Bells rang in the distance, and a brass hunting horn was blown. Servants scattered throughout the park, crying, ‘Count Tolstoy!’ in a wild chorus that returned in mingling echoes.

When a good while had passed without results, I became afraid that my cynicism would be shown up. Putting on a cloak against the night chill, I set out myself on the least obvious path to the most desirable place. I knew that the large meadow behind a stand of pines was his most likely goal: Leo Nikolayevich likes to emerge into a clearing from a densely wooded area.

In less than half an hour, I found him. He was sitting on a tree stump, humming a familiar folk melody about an old crow that flies off by itself into a dark wood, never to return.

‘You’ve upset everyone at the house, Leo Nikolayevich.’

‘I have?’

‘Tanya thought you were dead.’

‘She overestimates my good luck.’

I sat beside him on the stump, which was vast and moldering. It was not comfortable.

‘Why did you come looking for me?’

‘They were fussing about you. I was afraid.’

‘You worry too much, Dushan. You must live as though your life does not matter.’

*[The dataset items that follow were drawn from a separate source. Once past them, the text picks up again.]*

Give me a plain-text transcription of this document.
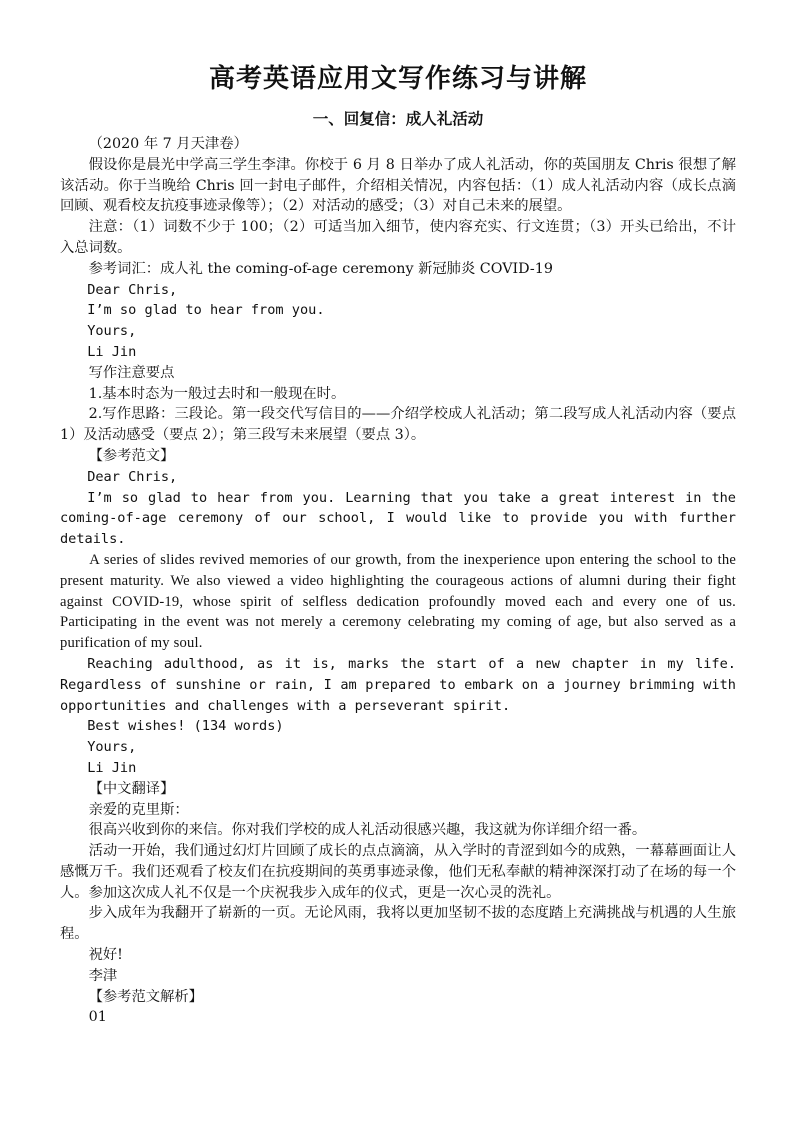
高考英语应用文写作练习与讲解
一、回复信：成人礼活动

（2020 年 7 月天津卷）

假设你是晨光中学高三学生李津。你校于 6 月 8 日举办了成人礼活动，你的英国朋友 Chris 很想了解该活动。你于当晚给 Chris 回一封电子邮件，介绍相关情况，内容包括：（1）成人礼活动内容（成长点滴回顾、观看校友抗疫事迹录像等）；（2）对活动的感受；（3）对自己未来的展望。

注意：（1）词数不少于 100；（2）可适当加入细节，使内容充实、行文连贯；（3）开头已给出，不计入总词数。

参考词汇：成人礼 the coming-of-age ceremony 新冠肺炎 COVID-19

Dear Chris,

I’m so glad to hear from you.

Yours,

Li Jin

写作注意要点

1.基本时态为一般过去时和一般现在时。

2.写作思路：三段论。第一段交代写信目的——介绍学校成人礼活动；第二段写成人礼活动内容（要点 1）及活动感受（要点 2）；第三段写未来展望（要点 3）。

【参考范文】

Dear Chris,

I’m so glad to hear from you. Learning that you take a great interest in the coming-of-age ceremony of our school, I would like to provide you with further details.

A series of slides revived memories of our growth, from the inexperience upon entering the school to the present maturity. We also viewed a video highlighting the courageous actions of alumni during their fight against COVID-19, whose spirit of selfless dedication profoundly moved each and every one of us. Participating in the event was not merely a ceremony celebrating my coming of age, but also served as a purification of my soul.

Reaching adulthood, as it is, marks the start of a new chapter in my life. Regardless of sunshine or rain, I am prepared to embark on a journey brimming with opportunities and challenges with a perseverant spirit.

Best wishes! (134 words)

Yours,

Li Jin

【中文翻译】

亲爱的克里斯：

很高兴收到你的来信。你对我们学校的成人礼活动很感兴趣，我这就为你详细介绍一番。

活动一开始，我们通过幻灯片回顾了成长的点点滴滴，从入学时的青涩到如今的成熟，一幕幕画面让人感慨万千。我们还观看了校友们在抗疫期间的英勇事迹录像，他们无私奉献的精神深深打动了在场的每一个人。参加这次成人礼不仅是一个庆祝我步入成年的仪式，更是一次心灵的洗礼。

步入成年为我翻开了崭新的一页。无论风雨，我将以更加坚韧不拔的态度踏上充满挑战与机遇的人生旅程。

祝好!

李津

【参考范文解析】

01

‘It’s your life that matters,’ I said.

‘That’s foolish. I don’t matter in the least. What matters is the lovely air we breathe. Smell it, Dushan.’

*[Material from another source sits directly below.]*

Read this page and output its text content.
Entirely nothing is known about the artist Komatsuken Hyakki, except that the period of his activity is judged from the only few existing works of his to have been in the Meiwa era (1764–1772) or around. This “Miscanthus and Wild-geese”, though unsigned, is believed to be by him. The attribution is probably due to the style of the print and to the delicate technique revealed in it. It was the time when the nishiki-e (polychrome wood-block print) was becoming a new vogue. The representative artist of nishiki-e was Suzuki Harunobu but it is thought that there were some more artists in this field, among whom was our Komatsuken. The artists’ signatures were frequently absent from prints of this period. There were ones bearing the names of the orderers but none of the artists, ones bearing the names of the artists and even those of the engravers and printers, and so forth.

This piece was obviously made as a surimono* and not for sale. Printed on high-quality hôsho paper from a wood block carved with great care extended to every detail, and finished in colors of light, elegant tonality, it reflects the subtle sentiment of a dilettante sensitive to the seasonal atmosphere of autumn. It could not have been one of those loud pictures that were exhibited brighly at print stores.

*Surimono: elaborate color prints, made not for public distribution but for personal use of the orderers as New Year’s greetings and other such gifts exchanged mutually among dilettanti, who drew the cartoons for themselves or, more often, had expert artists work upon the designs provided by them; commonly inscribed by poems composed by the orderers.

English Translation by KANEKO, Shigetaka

I sucked in a breath. Was it lilac?

‘I am enjoying myself tonight,’ he said.

‘You are causing trouble.’

‘Yes, that always pleases me, doesn’t it? A sign of vanity. I must pray about that.’

‘We had better find Tanya,’ I said, taking his arm.

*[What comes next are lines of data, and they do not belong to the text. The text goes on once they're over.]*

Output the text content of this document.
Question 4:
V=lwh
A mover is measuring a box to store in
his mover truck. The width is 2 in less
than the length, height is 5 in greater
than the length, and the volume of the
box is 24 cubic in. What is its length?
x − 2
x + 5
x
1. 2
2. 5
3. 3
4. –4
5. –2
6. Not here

Once we were inside, Tanya scolded her father. ‘You must not go out alone, Papa. Not in the dark.’

He winked at me. ‘All right, all right. And I shall try to walk on my feet and not on my head.’

‘That is not funny, Papa.’

Another day we sat together in the damp, green park. Leo Nikolayevich took me to look at a flowering chestnut tree that had, for mysterious reasons, caught his attention.

‘How marvelous it is!’ he said, holding my arm. ‘It all seems terribly new, as though I were seeing it for the first time. And the birds. Have you ever heard such wonderful singing?’ He talked rapidly, more to himself than to me. ‘And a little while ago I saw two eagles high above the clouds, and two kites!’ It is the geographic setting of Kochety that is most attractive to him.

‘If Napoleon had fought in the Novosil district he would certainly have stayed at Kochety,’ he said. ‘It is the highest point and has a view on all sides.’

Once, when I was walking in the woods with Leo Nikolayevich, he told me about the time he and his brother-in-law, Stepan Behrs, had gone to visit the battlefield at Borodino. He was doing research, preparing to write the great battle scenes of Borodino, the scenes that have made War and Peace part of the consciousness of Russia.

He spent days tramping those empty, green, rolling fields, picnicking in the little copses, sunbathing on the crests of hills, all the while imagining the dead. How many bones had been plowed under? What blood had colored that soil?

Reading Tolstoy’s account of that battle, years ago, remains a primary experience of my life. I resolved then to combat violence, especially the insanity of state violence. I do not believe that young men should ever die in war. There must always be another solution.

I lay on my back, ill with typhus in Hungary, reading Tolstoy’s masterpiece. Though my own life was in danger, I did not care. I did not even notice! I lived with Pierre as he stumbled from cannon to cannon, as he watched the Russian spirit drained and nearly vanquished. I was smitten with Prince Andrey on those fields. The anguish of the old general, Kutuzov, upon whose shoulders the responsibility for so many dead would lie, was my anguish. Those vignettes, so infinitely personal, live on. They will live on long after Leo Tolstoy is dust.

The afternoon was spent in the cool of Sukhotin’s library, modeled on that of an English gentleman, complete with a leather couch from London, a finely tooled desk that had once ‘belonged to an Edinburgh lawyer,’ and a pair of George III globes. The bookshelves are crammed with the obvious English, French, German, Italian, and Russian volumes, though I suspect that they have never been opened. Leo Nikolayevich skimmed a number of Parisian editions of the French classics, then settled on Rousseau, his favorite author. He lost himself in a copy of Émile until it was time for tea.